Doch "freiwillig" mehr arbeitende Lohnabhängige können diese gesetzliche Maximalgrenze für Überstunden zukünftig auch überschreiten, was bisher unzulässig war. Die einzigen legalen Grenzen sind dann noch die Vorschriften, wonach abhängig Beschäftigte höchstens 48 Stunden (oder in begründeten Ausnahmefällen vorübergehend 60 Stunden) pro Woche arbeiten
dürfen. Ferner entfällt der bisher obligatorische Freizeitausgleich: Die auf einem "Zeitsparkonto" (Compte épargne-temps, CET) registrierten Überstunden können künftig auch ausbezahlt statt durch Freizeit ausgeglichen werden; dasselbe gilt für bis zu zwei Urlaubswochen pro Jahr. Und bestand bisher eine Obergrenze von 5 Jahren, binnen derer das Zeitkonto geleert werden
musste, so kann es zukünftig auf unbestimmte Zeit hin aufgefüllt werden. Um die Zukunft ihres Arbeitsplatzes oder um die Höhe ihrer späteren Rente fürchtende Lohnabhängige können es also über etliche Jahre hin auffüllen, das Geld wird vom Unternehmen angespart. Was passiert, falls der Betrieb dann pleite geht, dürfte zukünftig noch ein haariges Problem darstellen.

Wie geht es weiter?

Welche möglichen Konsequenzen die derzeitigen Auseinandersetzungen und Proteste haben werden, ist im Moment noch nicht abzusehen. Premierminister Jean-Pierre Raffarin hat in den Tagen nach dem 5. Februar verkündet, 400.000 bis 500.000 Demonstranten seien nicht so wichtig, und die Protestzüge gehörten eben zum Ritual der Gewerkschaften; eine funktionierende "soziale
Demokratie" könne damit leben, ergo zur Tagesordnung übergehen.
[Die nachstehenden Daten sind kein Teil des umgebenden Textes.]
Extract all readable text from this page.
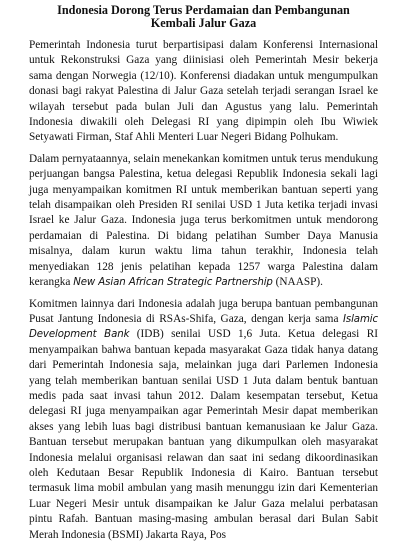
Indonesia Dorong Terus Perdamaian dan Pembangunan Kembali Jalur Gaza

Pemerintah Indonesia turut berpartisipasi dalam Konferensi Internasional untuk Rekonstruksi Gaza yang diinisiasi oleh Pemerintah Mesir bekerja sama dengan Norwegia (12/10). Konferensi diadakan untuk mengumpulkan donasi bagi rakyat Palestina di Jalur Gaza setelah terjadi serangan Israel ke wilayah tersebut pada bulan Juli dan Agustus yang lalu. Pemerintah Indonesia diwakili oleh Delegasi RI yang dipimpin oleh Ibu Wiwiek Setyawati Firman, Staf Ahli Menteri Luar Negeri Bidang Polhukam.

Dalam pernyataannya, selain menekankan komitmen untuk terus mendukung perjuangan bangsa Palestina, ketua delegasi Republik Indonesia sekali lagi juga menyampaikan komitmen RI untuk memberikan bantuan seperti yang telah disampaikan oleh Presiden RI senilai USD 1 Juta ketika terjadi invasi Israel ke Jalur Gaza. Indonesia juga terus berkomitmen untuk mendorong perdamaian di Palestina. Di bidang pelatihan Sumber Daya Manusia misalnya, dalam kurun waktu lima tahun terakhir, Indonesia telah menyediakan 128 jenis pelatihan kepada 1257 warga Palestina dalam kerangka New Asian African Strategic Partnership (NAASP).

Komitmen lainnya dari Indonesia adalah juga berupa bantuan pembangunan Pusat Jantung Indonesia di RSAs-Shifa, Gaza, dengan kerja sama Islamic Development Bank (IDB) senilai USD 1,6 Juta. Ketua delegasi RI menyampaikan bahwa bantuan kepada masyarakat Gaza tidak hanya datang dari Pemerintah Indonesia saja, melainkan juga dari Parlemen Indonesia yang telah memberikan bantuan senilai USD 1 Juta dalam bentuk bantuan medis pada saat invasi tahun 2012. Dalam kesempatan tersebut, Ketua delegasi RI juga menyampaikan agar Pemerintah Mesir dapat memberikan akses yang lebih luas bagi distribusi bantuan kemanusiaan ke Jalur Gaza. Bantuan tersebut merupakan bantuan yang dikumpulkan oleh masyarakat Indonesia melalui organisasi relawan dan saat ini sedang dikoordinasikan oleh Kedutaan Besar Republik Indonesia di Kairo. Bantuan tersebut termasuk lima mobil ambulan yang masih menunggu izin dari Kementerian Luar Negeri Mesir untuk disampaikan ke Jalur Gaza melalui perbatasan pintu Rafah. Bantuan masing-masing ambulan berasal dari Bulan Sabit Merah Indonesia (BSMI) Jakarta Raya, Pos
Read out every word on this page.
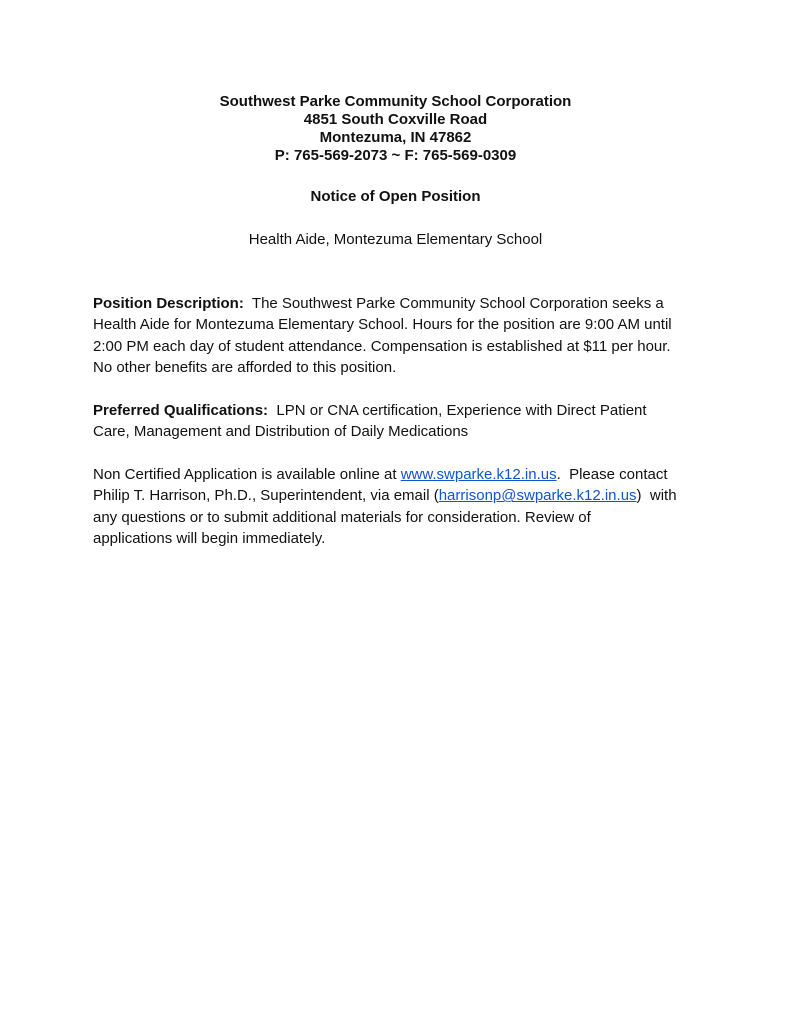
Southwest Parke Community School Corporation
4851 South Coxville Road
Montezuma, IN 47862
P: 765-569-2073 ~ F: 765-569-0309
Notice of Open Position
Health Aide, Montezuma Elementary School
Position Description:  The Southwest Parke Community School Corporation seeks a
Health Aide for Montezuma Elementary School. Hours for the position are 9:00 AM until
2:00 PM each day of student attendance. Compensation is established at $11 per hour.
No other benefits are afforded to this position.
Preferred Qualifications:  LPN or CNA certification, Experience with Direct Patient
Care, Management and Distribution of Daily Medications
Non Certified Application is available online at www.swparke.k12.in.us.  Please contact
Philip T. Harrison, Ph.D., Superintendent, via email (harrisonp@swparke.k12.in.us)  with
any questions or to submit additional materials for consideration. Review of
applications will begin immediately.
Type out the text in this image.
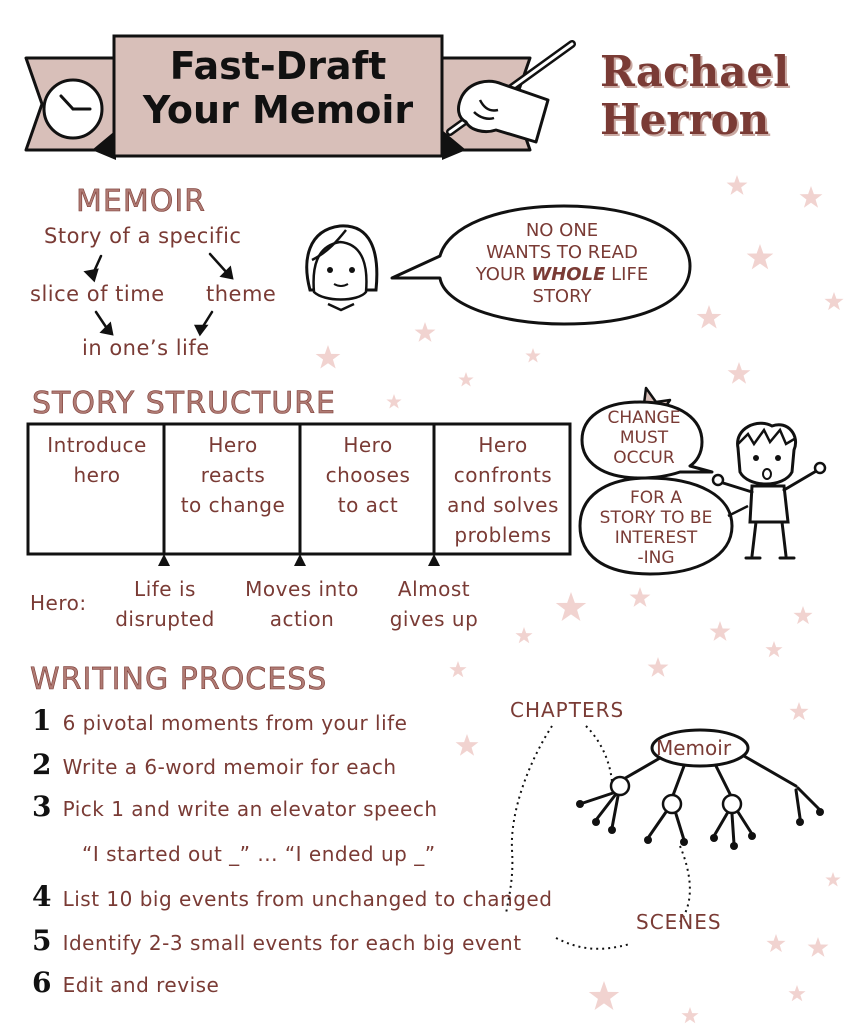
Fast-Draft
Your Memoir
Rachael
Herron
MEMOIR
Story of a specific
slice of time theme
in one’s life
NO ONE
WANTS TO READ
YOUR WHOLE LIFE
STORY
STORY STRUCTURE
Introduce
hero
Hero
reacts
to change
Hero
chooses
to act
Hero
confronts
and solves
problems
Hero:
Life is
disrupted
Moves into
action
Almost
gives up
CHANGE
MUST
OCCUR
FOR A
STORY TO BE
INTEREST
-ING
WRITING PROCESS
1 6 pivotal moments from your life
2 Write a 6-word memoir for each
3 Pick 1 and write an elevator speech
“I started out _” ... “I ended up _”
4 List 10 big events from unchanged to changed
5 Identify 2-3 small events for each big event
6 Edit and revise
Memoir
CHAPTERS
SCENES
Allerdings genügten bereits 100.000 demonstrierende SchülerInnen der Oberstufen eine Woche später, um die von Bildungsminister François Fillon geplante Abiturreform zu Fall zu bringen. Ein hoher Beamter des Pariser Bildungsministeriums wurde in der französischen Presse mit den warnenden Worten zitiert: "Schüler und Studenten sind wie Zahnpasta. Wenn sie einmal
aus der Tube entwischt sind, bekommt man sie nicht wieder hinein." Die am Dienstag dieser Woche (15. Februar) vom Parlament beratene Fassung der neuen Schulgesetze enthalten zwar immer noch mehrere Bestimmungen, die von Schülerverbanden wie Lehrergewerkschaften bekämpft wird, wie den Abbau von fast 4.000 Lehrerstellen im kommenden Herbst. Aber die heikle Reform des
Abiturs, mit der Streichung von ("zu teuren") Fächeroptionen und der Abschaffung des Zentralabiturs, wurde vorläufig zurückgezogen ­ auf Anordnung von Präsident Chirac persönlich, der eine unkontrollierbare Dynamik der Schülerproteste fürchtete.

Vielleicht sollten auch die abhängig Beschäftigten sich öfter "wie Zahnpasta" verhalten.